By Pavel Polityuk
KYIV (Reuters) -A Ukrainian presidential adviser said on Wednesday that Russia had no grounds to review the landmark deal allowing Ukraine to export grain from ports in the Black Sea and that the terms of the wartime agreement were being strictly observed.
Mykhailo Podolyak, an adviser to Ukrainian President Volodymyr Zelenskiy, made the comments to Reuters after Russian President Vladimir Putin said he would discuss amending the deal to limit the countries that can receive cargo shipments.
“Of course there are no objective reasons for revising the grain deal, not even close,” Podolyak said. “The deal, in our view and in the view of intermediaries, is being strictly observed.”
“I believe that such unexpected and groundless statements rather indicate an attempt to find new aggressive talking points to influence global public opinion and, above all, put pressure on the United Nations,” he said.
Russian Foreign Minister Sergei Lavrov cast doubt on the deal on Tuesday, accusing Western states of failing to honour reciprocal pledges to help facilitate Moscow’s shipments.

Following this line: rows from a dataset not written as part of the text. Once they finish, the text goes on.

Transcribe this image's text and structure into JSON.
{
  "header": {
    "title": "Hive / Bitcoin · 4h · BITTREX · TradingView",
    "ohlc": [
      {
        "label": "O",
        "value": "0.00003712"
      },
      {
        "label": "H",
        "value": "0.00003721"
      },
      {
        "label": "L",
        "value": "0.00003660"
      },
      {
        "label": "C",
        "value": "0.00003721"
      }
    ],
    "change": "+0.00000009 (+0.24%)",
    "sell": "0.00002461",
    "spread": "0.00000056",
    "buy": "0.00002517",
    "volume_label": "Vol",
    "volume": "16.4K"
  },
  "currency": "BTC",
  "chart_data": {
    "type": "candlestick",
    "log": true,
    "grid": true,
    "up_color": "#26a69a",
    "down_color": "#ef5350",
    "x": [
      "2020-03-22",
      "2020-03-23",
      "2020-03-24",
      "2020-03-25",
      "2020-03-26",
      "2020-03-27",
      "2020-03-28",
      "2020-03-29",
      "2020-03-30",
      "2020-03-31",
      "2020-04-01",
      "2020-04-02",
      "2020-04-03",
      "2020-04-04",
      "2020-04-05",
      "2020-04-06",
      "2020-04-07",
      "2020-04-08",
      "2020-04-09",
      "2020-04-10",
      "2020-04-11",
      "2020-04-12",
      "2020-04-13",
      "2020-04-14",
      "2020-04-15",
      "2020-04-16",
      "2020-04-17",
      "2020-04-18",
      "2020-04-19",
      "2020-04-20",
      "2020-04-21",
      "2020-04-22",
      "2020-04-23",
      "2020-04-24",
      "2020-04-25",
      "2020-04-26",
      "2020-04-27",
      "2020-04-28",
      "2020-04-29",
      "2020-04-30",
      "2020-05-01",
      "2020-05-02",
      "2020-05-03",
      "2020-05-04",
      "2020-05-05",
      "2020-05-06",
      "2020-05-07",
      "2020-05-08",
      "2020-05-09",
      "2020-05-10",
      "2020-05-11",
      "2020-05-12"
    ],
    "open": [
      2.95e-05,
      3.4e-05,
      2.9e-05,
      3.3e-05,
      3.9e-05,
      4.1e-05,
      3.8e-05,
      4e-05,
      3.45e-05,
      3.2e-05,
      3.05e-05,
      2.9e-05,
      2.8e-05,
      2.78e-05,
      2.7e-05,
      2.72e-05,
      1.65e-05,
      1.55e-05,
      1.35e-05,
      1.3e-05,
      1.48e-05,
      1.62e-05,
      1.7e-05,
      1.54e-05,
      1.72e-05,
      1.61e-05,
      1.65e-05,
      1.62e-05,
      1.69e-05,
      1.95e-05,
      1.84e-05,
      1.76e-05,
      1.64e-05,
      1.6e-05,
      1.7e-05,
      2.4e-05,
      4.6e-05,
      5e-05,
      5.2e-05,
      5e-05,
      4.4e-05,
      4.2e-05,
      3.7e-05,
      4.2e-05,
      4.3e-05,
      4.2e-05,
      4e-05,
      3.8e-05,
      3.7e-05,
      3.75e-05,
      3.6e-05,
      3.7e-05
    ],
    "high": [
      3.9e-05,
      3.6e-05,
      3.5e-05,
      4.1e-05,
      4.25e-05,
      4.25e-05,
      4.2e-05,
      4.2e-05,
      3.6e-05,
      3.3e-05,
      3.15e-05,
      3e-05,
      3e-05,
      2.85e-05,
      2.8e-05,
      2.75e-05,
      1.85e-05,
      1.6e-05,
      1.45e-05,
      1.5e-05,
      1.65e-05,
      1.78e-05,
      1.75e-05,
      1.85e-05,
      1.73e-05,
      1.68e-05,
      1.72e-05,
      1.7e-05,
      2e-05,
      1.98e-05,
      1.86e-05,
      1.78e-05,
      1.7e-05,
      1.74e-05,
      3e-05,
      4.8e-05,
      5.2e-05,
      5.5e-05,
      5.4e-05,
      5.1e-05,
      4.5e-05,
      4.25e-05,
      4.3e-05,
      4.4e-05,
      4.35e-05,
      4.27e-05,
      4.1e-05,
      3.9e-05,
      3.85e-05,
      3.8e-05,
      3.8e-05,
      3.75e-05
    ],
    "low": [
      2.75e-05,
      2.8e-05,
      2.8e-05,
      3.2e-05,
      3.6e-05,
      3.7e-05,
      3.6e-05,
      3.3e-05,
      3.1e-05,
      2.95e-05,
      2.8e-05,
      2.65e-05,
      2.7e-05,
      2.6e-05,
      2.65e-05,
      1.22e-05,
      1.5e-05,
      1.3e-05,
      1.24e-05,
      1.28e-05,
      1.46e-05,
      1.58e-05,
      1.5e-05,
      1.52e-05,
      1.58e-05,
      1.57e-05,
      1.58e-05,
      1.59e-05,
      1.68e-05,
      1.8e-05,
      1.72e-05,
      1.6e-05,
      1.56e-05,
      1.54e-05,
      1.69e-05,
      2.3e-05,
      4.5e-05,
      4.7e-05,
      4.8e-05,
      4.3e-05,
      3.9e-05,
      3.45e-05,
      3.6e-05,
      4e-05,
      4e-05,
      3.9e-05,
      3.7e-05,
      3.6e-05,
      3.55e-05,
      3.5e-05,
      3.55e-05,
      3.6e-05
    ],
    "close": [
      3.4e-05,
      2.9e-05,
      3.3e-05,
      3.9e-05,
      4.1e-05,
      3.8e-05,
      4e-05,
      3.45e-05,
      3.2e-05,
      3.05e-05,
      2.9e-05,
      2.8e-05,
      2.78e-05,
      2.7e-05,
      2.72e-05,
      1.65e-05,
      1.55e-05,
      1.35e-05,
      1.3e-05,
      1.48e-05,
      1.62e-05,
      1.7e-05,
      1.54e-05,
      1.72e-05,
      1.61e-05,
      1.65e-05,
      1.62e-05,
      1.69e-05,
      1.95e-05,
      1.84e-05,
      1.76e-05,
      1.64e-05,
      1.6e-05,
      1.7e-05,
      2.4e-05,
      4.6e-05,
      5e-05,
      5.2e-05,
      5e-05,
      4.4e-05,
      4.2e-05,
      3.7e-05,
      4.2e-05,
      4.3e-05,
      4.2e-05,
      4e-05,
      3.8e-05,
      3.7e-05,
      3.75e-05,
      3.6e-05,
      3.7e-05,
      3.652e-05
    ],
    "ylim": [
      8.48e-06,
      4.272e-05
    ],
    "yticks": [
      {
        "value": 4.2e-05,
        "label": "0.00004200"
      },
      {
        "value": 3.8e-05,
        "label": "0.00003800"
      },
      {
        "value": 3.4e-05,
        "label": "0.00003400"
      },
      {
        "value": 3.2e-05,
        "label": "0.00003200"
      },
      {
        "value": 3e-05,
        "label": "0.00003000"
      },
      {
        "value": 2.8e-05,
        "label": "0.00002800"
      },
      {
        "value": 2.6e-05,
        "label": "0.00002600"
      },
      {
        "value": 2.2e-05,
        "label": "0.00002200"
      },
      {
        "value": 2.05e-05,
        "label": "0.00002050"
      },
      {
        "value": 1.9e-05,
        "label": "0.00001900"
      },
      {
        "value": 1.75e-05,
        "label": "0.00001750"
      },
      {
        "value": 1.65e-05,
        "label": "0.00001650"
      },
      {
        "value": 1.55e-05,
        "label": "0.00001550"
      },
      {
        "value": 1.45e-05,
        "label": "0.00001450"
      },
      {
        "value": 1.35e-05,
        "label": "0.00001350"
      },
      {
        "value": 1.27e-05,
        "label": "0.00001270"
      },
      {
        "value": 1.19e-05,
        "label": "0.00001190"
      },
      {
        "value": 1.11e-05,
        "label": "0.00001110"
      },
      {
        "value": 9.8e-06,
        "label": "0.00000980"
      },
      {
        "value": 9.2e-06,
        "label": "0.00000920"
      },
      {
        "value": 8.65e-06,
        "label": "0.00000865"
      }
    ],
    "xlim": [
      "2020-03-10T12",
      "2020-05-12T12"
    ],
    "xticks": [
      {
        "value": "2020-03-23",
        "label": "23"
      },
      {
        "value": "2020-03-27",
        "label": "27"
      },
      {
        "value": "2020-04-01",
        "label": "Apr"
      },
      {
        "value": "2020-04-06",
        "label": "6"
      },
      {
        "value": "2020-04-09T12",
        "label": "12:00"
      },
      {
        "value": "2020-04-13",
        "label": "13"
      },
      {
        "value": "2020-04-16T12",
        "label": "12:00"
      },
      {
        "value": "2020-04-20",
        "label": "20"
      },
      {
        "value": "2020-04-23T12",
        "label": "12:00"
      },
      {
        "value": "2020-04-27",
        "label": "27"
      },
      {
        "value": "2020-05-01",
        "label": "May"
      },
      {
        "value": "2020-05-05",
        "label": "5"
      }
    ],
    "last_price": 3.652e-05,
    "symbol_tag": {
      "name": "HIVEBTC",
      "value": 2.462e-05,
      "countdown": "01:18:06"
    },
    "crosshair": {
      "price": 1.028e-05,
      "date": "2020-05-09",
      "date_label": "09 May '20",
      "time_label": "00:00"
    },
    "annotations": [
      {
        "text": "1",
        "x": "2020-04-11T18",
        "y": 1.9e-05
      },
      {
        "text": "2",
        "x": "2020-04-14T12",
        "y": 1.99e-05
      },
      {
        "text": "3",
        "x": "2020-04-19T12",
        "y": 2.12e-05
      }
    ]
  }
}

Ukraine’s agriculture minister told Reuters that Russia had not taken any steps to change the deal brokered by the United Nations and Turkey.
Asked about the Russian remarks, Ukrainian Agriculture Mykola Solsky said: “I also saw (the comments), but we are not seeing anything at our level.”
Russia and Ukraine are both key suppliers of food and fertiliser, but Moscow’s Feb. 24 invasion of its neighbour stalled Kyiv’s Black Sea exports and stoked a global food crisis. Russia complained that a chilling effect from Western sanctions – imposed over the war – had slowed its shipments.
The United Nations, aided by Turkey, brokered a landmark July 22 deal between Russia and Ukraine that restarted Kyiv’s Black Sea exports of grain and fertiliser.